Er zijn ook meerdere internationale groepen geweest die rapporten hebben uitgebracht over problemen in het speciaal onderwijs. De Verenigde Naties over “International Norms and Standards relating to Disability” in 1998. In dit rapport worden meerdere conventies, verklaringen en andere rapporten aangehaald, zoals: De Universele Verklaring van de Rechten van de Mens, De Verklaring van Salamanca, de Verklaring van Sundberg, de Verklaring van Kopenhagen en het Actieprogramma, en vele andere. Een belangrijk punt dat in het rapport wordt benadrukt is de noodzaak dat onderwijs een mensenrecht is. Het rapport stelt ook dat de “kwaliteit van het onderwijs gelijk moet zijn aan die van personen zonder handicap”. De andere hoofdpunten die in het rapport aan de orde worden gesteld zijn geïntegreerd onderwijs, klassen voor speciaal onderwijs als aanvullend onderwijs, lerarenopleiding en gelijkheid voor beroepsonderwijs. De Verenigde Naties brengen ook een rapport uit van de speciale rapporteur dat gericht is op personen met een handicap. In 2015 verscheen een rapport getiteld “Report of the Special Rapporteur to the 52nd Session of the Commission for Social Development: Note by the Secretary-General on Monitoring of the implementation of the Standard Rules on the Equalization of Opportunities for Persons with Disabilities” uitgebracht. In dit rapport werd vooral gekeken naar hoe de vele betrokken landen, met een focus op Afrika, zijn omgegaan met het beleid ten aanzien van personen met een handicap.

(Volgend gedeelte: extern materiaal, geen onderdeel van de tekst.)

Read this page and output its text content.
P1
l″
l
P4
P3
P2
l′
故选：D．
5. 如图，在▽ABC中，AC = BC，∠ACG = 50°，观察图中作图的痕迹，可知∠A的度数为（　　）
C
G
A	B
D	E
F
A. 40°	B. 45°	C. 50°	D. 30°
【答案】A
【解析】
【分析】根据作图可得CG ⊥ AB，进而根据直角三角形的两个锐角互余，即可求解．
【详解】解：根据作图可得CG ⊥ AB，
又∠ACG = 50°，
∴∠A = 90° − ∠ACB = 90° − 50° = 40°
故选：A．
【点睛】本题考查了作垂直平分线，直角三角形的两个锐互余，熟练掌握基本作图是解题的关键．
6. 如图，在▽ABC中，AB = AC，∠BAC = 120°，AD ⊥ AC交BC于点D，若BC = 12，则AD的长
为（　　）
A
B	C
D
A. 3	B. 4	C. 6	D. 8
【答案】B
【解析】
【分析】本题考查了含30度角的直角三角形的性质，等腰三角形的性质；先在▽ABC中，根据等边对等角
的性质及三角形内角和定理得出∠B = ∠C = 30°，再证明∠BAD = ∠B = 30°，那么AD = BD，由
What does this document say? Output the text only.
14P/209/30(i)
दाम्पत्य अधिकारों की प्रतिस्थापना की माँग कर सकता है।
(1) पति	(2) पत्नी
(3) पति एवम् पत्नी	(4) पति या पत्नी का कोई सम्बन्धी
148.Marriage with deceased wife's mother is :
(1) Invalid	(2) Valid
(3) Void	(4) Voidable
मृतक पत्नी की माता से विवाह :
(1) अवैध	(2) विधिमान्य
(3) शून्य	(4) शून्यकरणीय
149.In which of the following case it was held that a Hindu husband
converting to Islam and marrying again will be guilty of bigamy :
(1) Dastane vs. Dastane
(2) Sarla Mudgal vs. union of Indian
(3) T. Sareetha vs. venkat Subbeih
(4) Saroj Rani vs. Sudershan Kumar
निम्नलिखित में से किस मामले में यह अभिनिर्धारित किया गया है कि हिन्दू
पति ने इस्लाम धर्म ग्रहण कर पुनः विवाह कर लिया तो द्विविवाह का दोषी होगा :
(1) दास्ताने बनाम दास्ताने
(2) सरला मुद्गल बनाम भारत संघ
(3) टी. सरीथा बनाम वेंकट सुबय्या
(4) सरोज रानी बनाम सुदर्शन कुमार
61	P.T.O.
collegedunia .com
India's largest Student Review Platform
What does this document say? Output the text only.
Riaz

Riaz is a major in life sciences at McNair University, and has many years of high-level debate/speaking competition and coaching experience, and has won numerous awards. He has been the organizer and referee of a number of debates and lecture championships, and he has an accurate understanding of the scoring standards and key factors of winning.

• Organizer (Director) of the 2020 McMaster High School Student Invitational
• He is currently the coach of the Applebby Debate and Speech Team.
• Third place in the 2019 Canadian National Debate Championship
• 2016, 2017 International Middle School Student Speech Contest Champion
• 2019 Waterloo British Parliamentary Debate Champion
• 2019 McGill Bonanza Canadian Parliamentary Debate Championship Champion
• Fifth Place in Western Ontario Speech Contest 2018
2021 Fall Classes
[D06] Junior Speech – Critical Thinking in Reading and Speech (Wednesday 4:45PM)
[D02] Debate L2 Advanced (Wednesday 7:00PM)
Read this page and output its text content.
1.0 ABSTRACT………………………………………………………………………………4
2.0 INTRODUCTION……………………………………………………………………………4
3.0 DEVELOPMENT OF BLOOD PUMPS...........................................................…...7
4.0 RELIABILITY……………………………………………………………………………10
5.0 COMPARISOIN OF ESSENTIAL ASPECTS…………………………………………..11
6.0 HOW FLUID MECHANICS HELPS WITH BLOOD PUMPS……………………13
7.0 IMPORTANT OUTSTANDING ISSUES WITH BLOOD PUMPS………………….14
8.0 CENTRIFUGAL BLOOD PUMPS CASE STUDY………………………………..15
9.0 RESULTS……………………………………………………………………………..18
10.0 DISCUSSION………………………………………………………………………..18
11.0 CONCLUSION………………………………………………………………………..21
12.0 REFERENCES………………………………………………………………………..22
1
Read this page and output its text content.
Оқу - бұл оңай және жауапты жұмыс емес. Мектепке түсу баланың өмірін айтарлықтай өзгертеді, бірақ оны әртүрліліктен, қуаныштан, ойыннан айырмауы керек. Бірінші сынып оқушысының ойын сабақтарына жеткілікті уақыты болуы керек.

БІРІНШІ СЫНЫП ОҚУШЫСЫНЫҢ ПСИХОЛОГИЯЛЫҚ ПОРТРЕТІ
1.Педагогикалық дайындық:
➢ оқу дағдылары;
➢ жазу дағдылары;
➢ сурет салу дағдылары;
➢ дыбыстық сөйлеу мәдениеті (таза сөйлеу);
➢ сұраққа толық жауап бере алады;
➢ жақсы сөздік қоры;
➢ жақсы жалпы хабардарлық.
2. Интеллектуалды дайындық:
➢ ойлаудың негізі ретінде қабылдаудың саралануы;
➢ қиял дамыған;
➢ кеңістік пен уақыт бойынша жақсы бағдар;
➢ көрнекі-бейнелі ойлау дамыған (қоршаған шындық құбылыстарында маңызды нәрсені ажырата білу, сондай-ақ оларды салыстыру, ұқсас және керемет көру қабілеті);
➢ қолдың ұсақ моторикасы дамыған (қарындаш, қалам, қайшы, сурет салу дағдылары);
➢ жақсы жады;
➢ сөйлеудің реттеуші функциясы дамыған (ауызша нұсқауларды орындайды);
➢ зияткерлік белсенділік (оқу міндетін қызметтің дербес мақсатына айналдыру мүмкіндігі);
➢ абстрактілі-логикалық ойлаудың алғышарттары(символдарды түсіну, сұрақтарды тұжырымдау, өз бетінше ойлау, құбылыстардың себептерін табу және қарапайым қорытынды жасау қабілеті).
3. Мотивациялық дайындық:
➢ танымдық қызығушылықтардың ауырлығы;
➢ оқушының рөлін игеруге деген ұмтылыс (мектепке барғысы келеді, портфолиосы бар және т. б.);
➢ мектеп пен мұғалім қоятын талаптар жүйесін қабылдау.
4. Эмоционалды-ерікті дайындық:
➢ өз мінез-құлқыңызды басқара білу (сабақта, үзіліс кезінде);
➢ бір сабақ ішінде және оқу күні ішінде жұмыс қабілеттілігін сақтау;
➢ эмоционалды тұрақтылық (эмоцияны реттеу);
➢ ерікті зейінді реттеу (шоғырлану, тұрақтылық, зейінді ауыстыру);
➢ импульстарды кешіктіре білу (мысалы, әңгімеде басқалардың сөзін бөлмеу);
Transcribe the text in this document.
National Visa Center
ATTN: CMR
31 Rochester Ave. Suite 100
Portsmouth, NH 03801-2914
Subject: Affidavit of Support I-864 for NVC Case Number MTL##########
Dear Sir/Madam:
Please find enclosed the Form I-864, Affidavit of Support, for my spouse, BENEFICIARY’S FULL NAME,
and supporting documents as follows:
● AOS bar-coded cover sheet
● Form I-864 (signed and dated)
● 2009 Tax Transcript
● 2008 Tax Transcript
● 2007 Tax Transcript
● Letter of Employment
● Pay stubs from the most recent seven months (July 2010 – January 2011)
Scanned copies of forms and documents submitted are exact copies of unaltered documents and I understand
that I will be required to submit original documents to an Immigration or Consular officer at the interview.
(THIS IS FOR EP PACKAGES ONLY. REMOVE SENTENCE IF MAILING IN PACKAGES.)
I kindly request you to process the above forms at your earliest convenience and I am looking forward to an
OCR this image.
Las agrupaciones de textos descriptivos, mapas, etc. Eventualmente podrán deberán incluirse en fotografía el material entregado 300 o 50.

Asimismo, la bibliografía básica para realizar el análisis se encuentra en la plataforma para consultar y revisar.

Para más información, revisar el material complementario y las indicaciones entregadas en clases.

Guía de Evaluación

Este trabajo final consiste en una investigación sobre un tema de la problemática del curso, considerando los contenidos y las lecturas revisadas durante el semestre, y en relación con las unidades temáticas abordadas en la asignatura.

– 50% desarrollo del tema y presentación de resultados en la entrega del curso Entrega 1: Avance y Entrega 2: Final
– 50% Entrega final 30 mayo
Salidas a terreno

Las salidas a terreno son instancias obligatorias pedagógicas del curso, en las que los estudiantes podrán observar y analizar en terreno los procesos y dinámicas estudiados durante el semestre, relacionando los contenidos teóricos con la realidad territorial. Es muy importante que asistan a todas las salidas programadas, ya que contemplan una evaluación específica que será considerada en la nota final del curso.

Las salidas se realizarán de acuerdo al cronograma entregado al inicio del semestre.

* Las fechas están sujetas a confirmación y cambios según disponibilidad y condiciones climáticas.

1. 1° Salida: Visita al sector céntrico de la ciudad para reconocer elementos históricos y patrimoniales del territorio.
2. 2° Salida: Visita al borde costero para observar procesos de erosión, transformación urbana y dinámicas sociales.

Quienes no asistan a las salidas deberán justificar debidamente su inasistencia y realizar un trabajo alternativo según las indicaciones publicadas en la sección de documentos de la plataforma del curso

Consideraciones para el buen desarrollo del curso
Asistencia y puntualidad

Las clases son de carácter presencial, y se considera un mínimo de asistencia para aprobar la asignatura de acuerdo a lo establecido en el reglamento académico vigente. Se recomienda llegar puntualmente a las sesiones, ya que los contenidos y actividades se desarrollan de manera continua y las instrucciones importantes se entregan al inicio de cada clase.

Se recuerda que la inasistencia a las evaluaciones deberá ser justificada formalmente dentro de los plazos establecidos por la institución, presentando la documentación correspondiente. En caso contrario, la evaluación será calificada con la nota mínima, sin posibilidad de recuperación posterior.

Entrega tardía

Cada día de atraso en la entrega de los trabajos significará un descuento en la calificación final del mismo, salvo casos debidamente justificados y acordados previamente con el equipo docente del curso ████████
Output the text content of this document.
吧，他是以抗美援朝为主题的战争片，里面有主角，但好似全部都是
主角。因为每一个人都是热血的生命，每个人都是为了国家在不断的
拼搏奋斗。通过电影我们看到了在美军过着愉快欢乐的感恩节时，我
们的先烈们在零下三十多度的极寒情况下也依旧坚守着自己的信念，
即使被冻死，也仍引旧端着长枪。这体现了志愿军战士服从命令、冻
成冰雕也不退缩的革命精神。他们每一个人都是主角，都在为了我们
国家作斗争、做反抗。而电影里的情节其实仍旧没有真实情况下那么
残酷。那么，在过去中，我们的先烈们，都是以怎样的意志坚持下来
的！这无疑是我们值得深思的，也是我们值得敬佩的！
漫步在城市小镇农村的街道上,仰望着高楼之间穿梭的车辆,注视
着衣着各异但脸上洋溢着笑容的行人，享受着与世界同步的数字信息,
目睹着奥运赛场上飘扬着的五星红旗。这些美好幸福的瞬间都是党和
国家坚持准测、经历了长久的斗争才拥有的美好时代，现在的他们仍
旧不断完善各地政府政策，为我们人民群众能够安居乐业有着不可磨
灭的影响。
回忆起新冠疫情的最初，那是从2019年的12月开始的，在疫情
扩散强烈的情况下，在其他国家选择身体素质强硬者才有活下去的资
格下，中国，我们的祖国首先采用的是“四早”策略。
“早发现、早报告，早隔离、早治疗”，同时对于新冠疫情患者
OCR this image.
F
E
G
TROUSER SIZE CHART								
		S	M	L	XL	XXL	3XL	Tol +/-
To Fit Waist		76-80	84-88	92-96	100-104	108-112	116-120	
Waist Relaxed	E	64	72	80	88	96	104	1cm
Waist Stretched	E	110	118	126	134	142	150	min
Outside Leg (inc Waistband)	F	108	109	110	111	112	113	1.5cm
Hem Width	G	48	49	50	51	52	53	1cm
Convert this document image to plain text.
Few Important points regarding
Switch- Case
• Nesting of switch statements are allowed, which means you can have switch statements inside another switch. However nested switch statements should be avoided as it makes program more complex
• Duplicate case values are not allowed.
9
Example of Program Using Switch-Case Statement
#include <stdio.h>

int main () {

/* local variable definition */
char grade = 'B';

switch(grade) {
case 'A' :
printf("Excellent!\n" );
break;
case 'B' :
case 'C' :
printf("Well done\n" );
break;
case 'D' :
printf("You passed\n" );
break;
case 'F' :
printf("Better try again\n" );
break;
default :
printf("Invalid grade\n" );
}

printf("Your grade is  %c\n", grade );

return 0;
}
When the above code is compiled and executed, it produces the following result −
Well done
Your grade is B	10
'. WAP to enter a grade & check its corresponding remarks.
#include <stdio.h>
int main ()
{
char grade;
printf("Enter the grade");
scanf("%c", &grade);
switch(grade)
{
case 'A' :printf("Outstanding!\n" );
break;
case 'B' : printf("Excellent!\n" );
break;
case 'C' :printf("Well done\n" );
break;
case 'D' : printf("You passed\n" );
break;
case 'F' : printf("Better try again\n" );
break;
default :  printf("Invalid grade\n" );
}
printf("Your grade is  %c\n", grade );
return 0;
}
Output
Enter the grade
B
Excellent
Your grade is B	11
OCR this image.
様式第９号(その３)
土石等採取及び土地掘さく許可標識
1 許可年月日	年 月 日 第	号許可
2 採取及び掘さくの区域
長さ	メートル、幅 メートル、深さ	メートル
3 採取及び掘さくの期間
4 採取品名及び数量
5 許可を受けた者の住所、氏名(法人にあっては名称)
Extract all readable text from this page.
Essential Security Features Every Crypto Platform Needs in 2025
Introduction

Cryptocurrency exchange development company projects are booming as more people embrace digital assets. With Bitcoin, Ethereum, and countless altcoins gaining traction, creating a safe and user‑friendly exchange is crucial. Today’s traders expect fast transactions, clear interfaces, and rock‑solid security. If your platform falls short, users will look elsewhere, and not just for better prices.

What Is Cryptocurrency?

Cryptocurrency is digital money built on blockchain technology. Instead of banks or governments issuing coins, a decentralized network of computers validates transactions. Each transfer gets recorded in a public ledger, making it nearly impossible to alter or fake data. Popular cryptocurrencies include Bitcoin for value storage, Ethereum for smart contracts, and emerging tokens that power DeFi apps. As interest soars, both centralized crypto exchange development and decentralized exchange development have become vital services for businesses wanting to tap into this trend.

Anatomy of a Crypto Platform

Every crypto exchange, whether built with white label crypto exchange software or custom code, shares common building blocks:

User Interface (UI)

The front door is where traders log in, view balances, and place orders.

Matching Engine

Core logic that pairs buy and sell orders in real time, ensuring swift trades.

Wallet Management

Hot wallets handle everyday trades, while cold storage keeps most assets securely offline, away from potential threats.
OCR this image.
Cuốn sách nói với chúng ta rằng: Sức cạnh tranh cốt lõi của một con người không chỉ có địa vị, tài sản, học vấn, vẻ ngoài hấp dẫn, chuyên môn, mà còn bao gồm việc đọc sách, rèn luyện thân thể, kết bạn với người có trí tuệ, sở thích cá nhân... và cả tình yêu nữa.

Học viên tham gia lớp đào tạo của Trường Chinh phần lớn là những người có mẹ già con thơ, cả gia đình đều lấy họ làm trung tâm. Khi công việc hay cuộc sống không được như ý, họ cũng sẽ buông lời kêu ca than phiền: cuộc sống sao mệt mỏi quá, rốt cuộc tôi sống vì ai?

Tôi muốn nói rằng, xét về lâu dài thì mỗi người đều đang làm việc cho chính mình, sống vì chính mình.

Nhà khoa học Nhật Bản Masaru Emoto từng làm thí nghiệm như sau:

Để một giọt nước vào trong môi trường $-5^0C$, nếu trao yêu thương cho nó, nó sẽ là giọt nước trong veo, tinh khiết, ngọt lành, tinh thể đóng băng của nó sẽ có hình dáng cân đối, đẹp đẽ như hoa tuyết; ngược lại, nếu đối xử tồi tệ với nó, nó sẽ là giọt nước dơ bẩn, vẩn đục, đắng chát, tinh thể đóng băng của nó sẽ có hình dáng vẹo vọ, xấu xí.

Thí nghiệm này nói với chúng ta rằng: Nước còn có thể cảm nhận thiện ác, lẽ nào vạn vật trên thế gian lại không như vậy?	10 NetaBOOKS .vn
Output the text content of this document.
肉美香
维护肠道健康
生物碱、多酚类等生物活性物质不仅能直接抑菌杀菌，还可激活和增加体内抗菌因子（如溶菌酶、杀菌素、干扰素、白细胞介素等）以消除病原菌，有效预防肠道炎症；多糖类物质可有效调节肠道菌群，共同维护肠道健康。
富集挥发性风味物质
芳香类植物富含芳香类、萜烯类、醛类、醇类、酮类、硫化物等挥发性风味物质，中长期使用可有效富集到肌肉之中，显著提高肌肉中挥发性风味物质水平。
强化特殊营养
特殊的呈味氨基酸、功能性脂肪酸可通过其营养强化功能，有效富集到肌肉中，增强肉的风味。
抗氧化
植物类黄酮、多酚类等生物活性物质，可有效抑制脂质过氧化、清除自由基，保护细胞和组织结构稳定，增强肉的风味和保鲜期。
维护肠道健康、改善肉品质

In deze discussie richt de auteur zich ook op het belang van onderwijs voor gehandicapten en op beleidsmaatregelen die kunnen helpen het onderwijssysteem te verbeteren, zoals een verschuiving naar een meer inclusieve aanpak. De Wereldgezondheidsorganisatie heeft ook een rapport gepubliceerd over mensen met een handicap en daarin wordt gesproken over onderwijs in hun “World Report on Disability” in 201. Andere organisaties die rapporten hebben uitgebracht over dit onderwerp zijn UNESCO, UNICEF, en de Wereldbank.